Kevin Swift ya no sabe qué pensar. Su amor por Lindsay ha disminuido, está constantemente acosado por pensamientos sobre Lilian, y ahora tiene que lidiar con la criada de su sexy compañera de casa: una mujer fatal vestida con un kimono y empuñando una katana a la que no le gusta mucho, y que tiene esto. extraña tendencia de agregar sufijos japoneses al nombre de todos por alguna razón. Imagínate.

Ahora Kevin debe tomar una decisión irreversible: convertirse en la pareja de Lilian o no. Es una decisión que cambia la vida y que ningún adolescente debería tener que tomar. Desafortunadamente para él, la doncella de Lilian básicamente ha amenazado con limpiarle las entrañas con su katana si no lo hace.
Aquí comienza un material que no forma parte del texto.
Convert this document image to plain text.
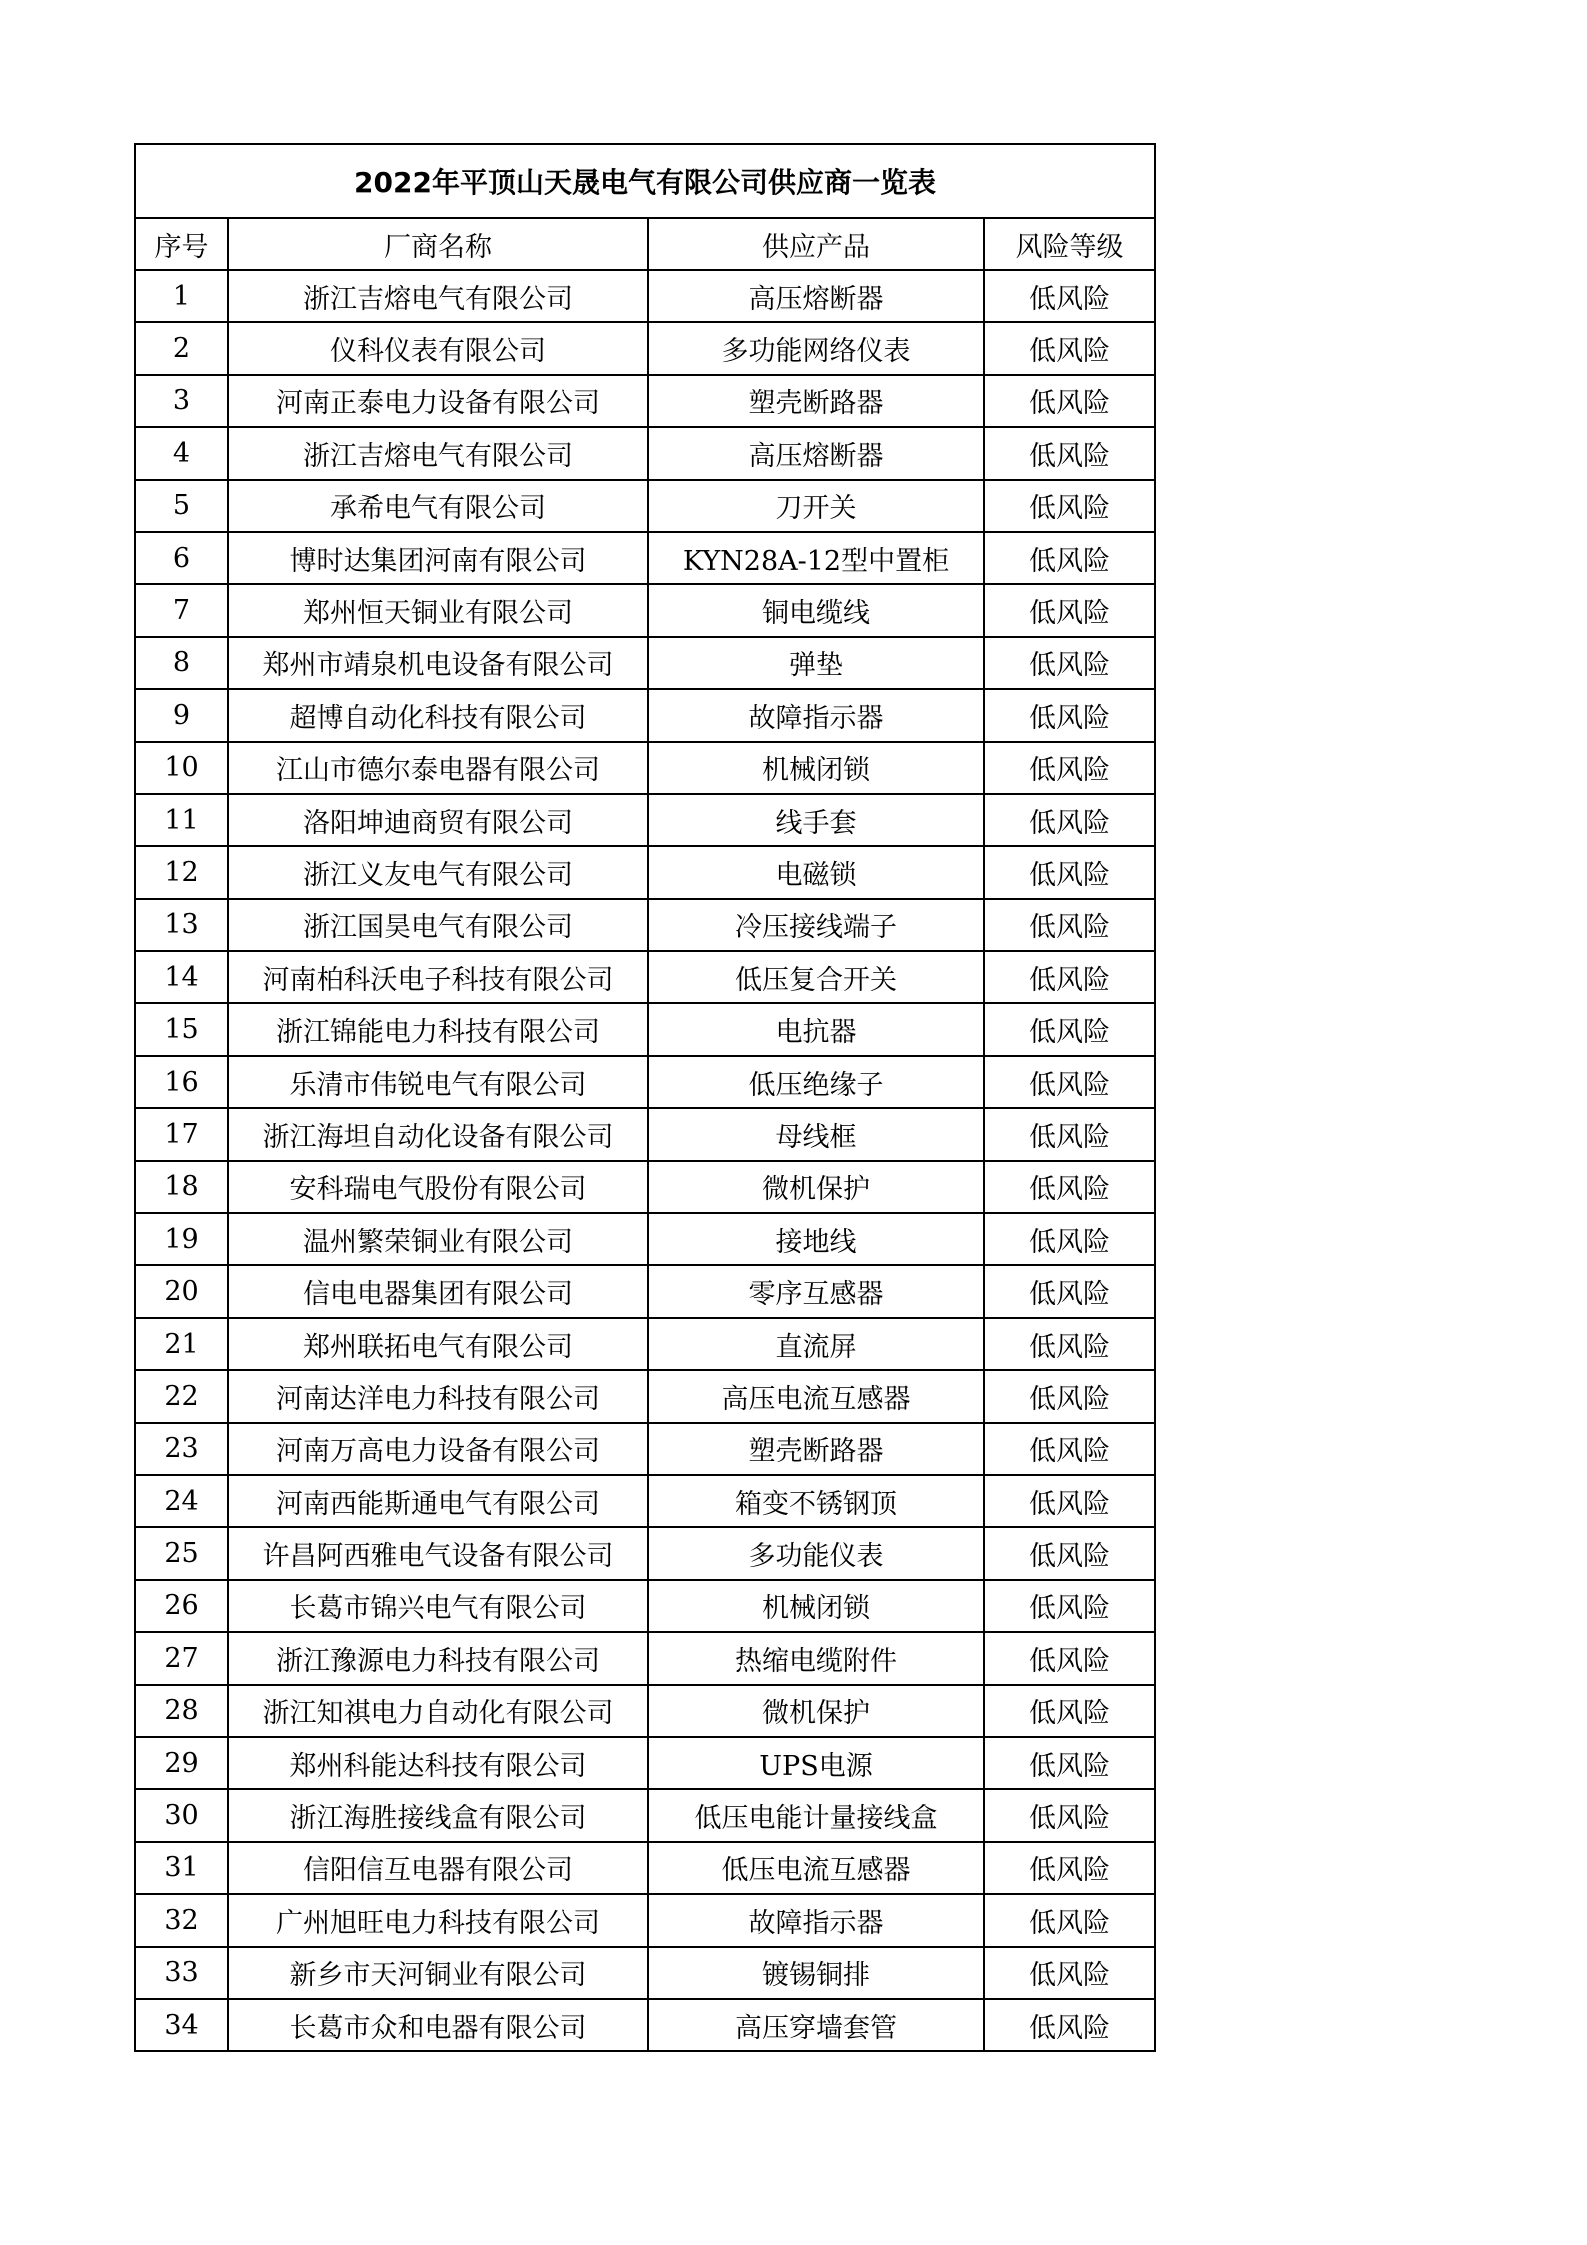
2022年平顶山天晟电气有限公司供应商一览表			
序号	厂商名称	供应产品	风险等级
1	浙江吉熔电气有限公司	高压熔断器	低风险
2	仪科仪表有限公司	多功能网络仪表	低风险
3	河南正泰电力设备有限公司	塑壳断路器	低风险
4	浙江吉熔电气有限公司	高压熔断器	低风险
5	承希电气有限公司	刀开关	低风险
6	博时达集团河南有限公司	KYN28A-12型中置柜	低风险
7	郑州恒天铜业有限公司	铜电缆线	低风险
8	郑州市靖泉机电设备有限公司	弹垫	低风险
9	超博自动化科技有限公司	故障指示器	低风险
10	江山市德尔泰电器有限公司	机械闭锁	低风险
11	洛阳坤迪商贸有限公司	线手套	低风险
12	浙江义友电气有限公司	电磁锁	低风险
13	浙江国昊电气有限公司	冷压接线端子	低风险
14	河南柏科沃电子科技有限公司	低压复合开关	低风险
15	浙江锦能电力科技有限公司	电抗器	低风险
16	乐清市伟锐电气有限公司	低压绝缘子	低风险
17	浙江海坦自动化设备有限公司	母线框	低风险
18	安科瑞电气股份有限公司	微机保护	低风险
19	温州繁荣铜业有限公司	接地线	低风险
20	信电电器集团有限公司	零序互感器	低风险
21	郑州联拓电气有限公司	直流屏	低风险
22	河南达洋电力科技有限公司	高压电流互感器	低风险
23	河南万高电力设备有限公司	塑壳断路器	低风险
24	河南西能斯通电气有限公司	箱变不锈钢顶	低风险
25	许昌阿西雅电气设备有限公司	多功能仪表	低风险
26	长葛市锦兴电气有限公司	机械闭锁	低风险
27	浙江豫源电力科技有限公司	热缩电缆附件	低风险
28	浙江知祺电力自动化有限公司	微机保护	低风险
29	郑州科能达科技有限公司	UPS电源	低风险
30	浙江海胜接线盒有限公司	低压电能计量接线盒	低风险
31	信阳信互电器有限公司	低压电流互感器	低风险
32	广州旭旺电力科技有限公司	故障指示器	低风险
33	新乡市天河铜业有限公司	镀锡铜排	低风险
34	长葛市众和电器有限公司	高压穿墙套管	低风险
Solía ​​pensar que ser un adolescente apestaba. Ahora se ha dado cuenta de que ser un adolescente no es nada comparado con ser el compañero potencial de un kitsune cuya criada no tiene escrúpulos morales en desollarlo vivo.

La familia de un zorro

Han pasado dos semanas desde que Kevin Swift fue secuestrado por agentes secretos vestidos de spandex, rescatados por Lilian, y ambos fueron posteriormente salvados por la fiel sirvienta-slash-guardaespaldas de Lilian. Desde entonces, Kevin se ha hecho con una novia astuta (juego de palabras muy intencionado) y una persona dispuesta a entrenarlo en las artes de la rudeza. No hace falta decir que la vida ha sido buena.

Entonces la familia de Lilian decidió hacer una visita.

Y todo se fue al infierno.

A veces, la vida te da limones. Otras veces ... bueno, te haces una idea.